Referees in the spotlight again
Another week, another NRL refereeing controversy. It’s yet another example of where the rules of the game and its interpretation have covered another grey area without sufficient remedy.
Corey Oates suffered what appeared to be a severe head injury after colliding into teammate Anthony Milford during the Broncos 13-6 semi-final win over the Panthers on Friday. Oates was running at break-neck speed towards Milford upon impact which made it for harrowing viewing.
While this was an unfortunate sequence of play, the collision resulted in a loose ball, which the Panthers capitalised on. Sione Katoa set up for a swift 50 metre run towards the line for a try which, under any normal circumstances, would have been a call of play on. Instead, referee Gerald Sutton opted for what was described as a “safety first” and decided to stop play in order for medics to attend to Oates accordingly. The winger was knocked out cold and sadly stretchered from the field.
The decision denied the Panthers an equalising try midway through the first half. While this did not have the bearing on the game that most believed, this might have been the shift of momentum that the Panthers needed after a slow start to the match. They did not open their account until the 64th minute. To his credit, Penrith coach Anthony Griffin did not have an issue with the decision made and refused to use it as an excuse for the loss.
NRL defends decision
Referees boss Tony Archer has been a busy man this season, defending criticisms of the referees’ performances and the TV match official known as “the bunker” on a near-weekly basis.

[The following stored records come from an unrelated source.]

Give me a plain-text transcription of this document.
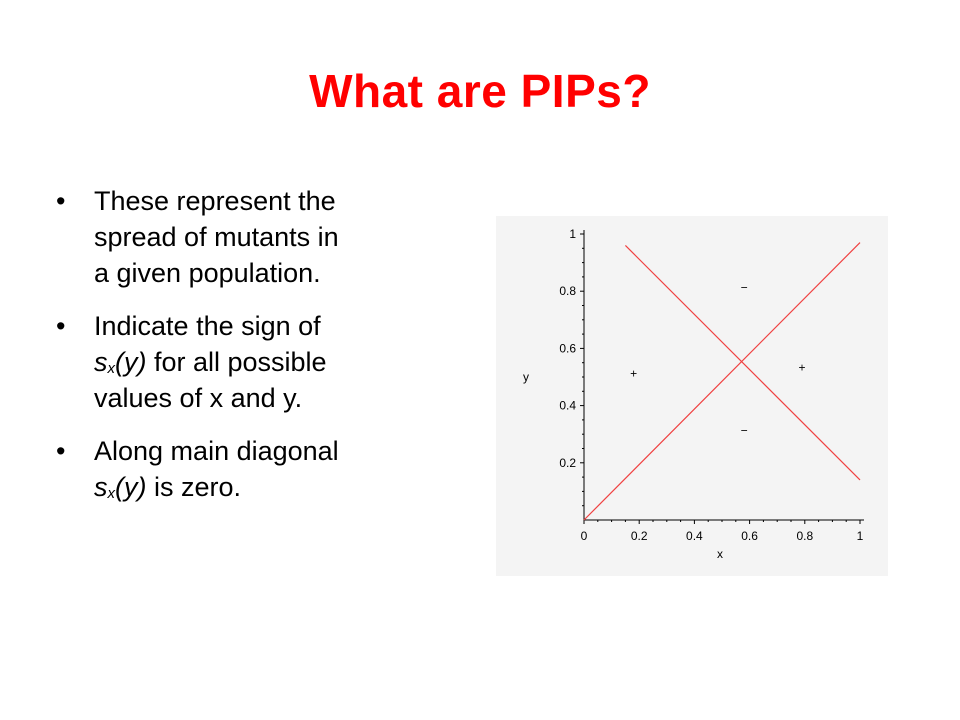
What are PIPs?
• These represent the
spread of mutants in
a given population.
• Indicate the sign of
$s_x(y)$ for all possible
values of x and y.
• Along main diagonal
$s_x(y)$ is zero.
0	0.2	0.4	0.6	0.8	1
0.2
0.4
0.6
0.8
1
x
y
−
+	+
−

Friday night was no different, with the Oates decision being brought into focus.
A statement from an NRL spokesman defended the decision, stating the following –
“There are guidelines in place regarding head injuries which enable play to be stopped immediately in some circumstances. There was a potentially serious injury involved and the referee determined that player welfare should be the focus.”
What are the rules?
We looked at the big book of the laws of International Rugby League as approved by the Australian Rugby League Commission, issued for the NRL Premiership in February of this year. We also checked the aforementioned NRL policies and guidelines, as they relate to head injuries in play.

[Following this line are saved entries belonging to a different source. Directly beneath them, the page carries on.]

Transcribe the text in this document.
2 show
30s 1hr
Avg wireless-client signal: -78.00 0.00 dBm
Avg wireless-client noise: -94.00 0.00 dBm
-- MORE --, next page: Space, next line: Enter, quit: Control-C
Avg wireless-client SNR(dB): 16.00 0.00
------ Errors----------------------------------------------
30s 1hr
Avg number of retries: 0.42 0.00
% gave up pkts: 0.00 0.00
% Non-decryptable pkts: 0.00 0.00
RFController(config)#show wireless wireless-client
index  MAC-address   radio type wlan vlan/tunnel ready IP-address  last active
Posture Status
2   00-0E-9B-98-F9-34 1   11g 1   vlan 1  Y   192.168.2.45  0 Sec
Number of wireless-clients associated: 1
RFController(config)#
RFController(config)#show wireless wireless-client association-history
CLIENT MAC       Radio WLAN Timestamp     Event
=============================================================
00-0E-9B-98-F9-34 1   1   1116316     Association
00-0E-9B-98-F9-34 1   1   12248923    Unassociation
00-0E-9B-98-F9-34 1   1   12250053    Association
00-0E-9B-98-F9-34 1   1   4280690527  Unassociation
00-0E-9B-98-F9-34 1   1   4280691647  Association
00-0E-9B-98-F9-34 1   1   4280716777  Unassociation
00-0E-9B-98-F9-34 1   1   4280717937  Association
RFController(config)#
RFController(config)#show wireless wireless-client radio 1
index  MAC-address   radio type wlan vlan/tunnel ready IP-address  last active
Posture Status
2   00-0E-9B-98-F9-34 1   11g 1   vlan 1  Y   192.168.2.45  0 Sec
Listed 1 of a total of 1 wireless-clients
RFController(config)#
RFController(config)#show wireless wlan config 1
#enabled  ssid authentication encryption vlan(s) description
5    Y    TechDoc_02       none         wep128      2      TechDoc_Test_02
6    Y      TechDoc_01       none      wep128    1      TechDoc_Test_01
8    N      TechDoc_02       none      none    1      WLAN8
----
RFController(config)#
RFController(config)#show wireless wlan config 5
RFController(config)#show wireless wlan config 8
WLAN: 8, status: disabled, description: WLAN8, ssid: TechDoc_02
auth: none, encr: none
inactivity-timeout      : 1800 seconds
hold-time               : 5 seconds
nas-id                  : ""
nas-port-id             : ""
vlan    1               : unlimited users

Applying the situation to the Laws of Rugby League
The most relevant section of this beast is provided in Section seven (Timekeeping), subsection 5 (a) which states that: “If the continuance of play endangers an injured played, the Referee may stop the game. If, when the game is stopped, player is in possession of the ball the game shall be recommenced by that player playing-the-ball.”
In this situation, from having reviewed the footage again, Katoa’s subsequent pick-up of the ball following the drop did not directly impede with Oates. Oates was not in any direct danger of being affected by the play as the Panthers player was parallel to him and therefore would not have, at any time, been running towards him as he set off for the try line. Therefore, this law can be ruled out.
Another applicable rule to the above is contained in Section seven, note five, which states that: “The Referee should endeavour to reduce stoppage to a minimum. Injured players should be removed from the playing field to receive attention as quickly as possible, taking into account the gravity and nature of the injury. Treatment to an injured player, by not more than one attendant, may be permitted while play proceeds if, in the opinion of the Referee, such treatment is not likely to interfere with play.”
The treatment to Oates would have been able to go ahead while play was still live, as it would not have interfered with the match continuing directly at that point. Therefore, you would expect to rule this point out as well.
Reviewing the NRL Head Injury Guidelines
The NRL statement above referred to their policies and guidelines for such matters, which are available on their website. There are specific guidelines for dealing with head injuries in this library of information.
The policy statement outlines the most relevant information relating to this case, being:
- All unconscious players must be managed by the attending NRL Sports Trainer and an ambulance called immediately.
- Under no circumstances should the player be allowed to continue playing or return to play during the same game. This will eliminate any potential “second hit syndrome”.
Contrary to what was claimed in the NRL’s statement, suggesting that certain guidelines enable play to be stopped immediately, we have not identified this line of wording in the head injuries guidelines policy statement.
Reaffirming the need for clarity in rules
Having reviewed the laws of rugby league as well as the NRL guidelines, the play should have still been live after the time the injury occurred.
It was very serious case and the referee made a judgment call to look after player safety in the situation at his discretion. No one was doubting the seriousness of the matter. That is not the issue.
Nor would it be an argument as to whether the referee should also be in the position of a doctor as well, as has been mentioned in other quarters. I don’t believe it to be pertinent as the game will move at the referee’s discretion in any case.
What is more of an issue, as it appears to keep arising time and again, is the consistency of the rules in the game of rugby league and how they are applied and interpreted by the referees. This needs to be addressed to bring some level of consistency for the viewing public. It also continues to set a dangerous precedent for future decisions and how they are applied and viewed in similar situations.
This is only one matter the NRL might consider in future but it comes back to one theme – of the referees getting the rules right, for the betterment of the game.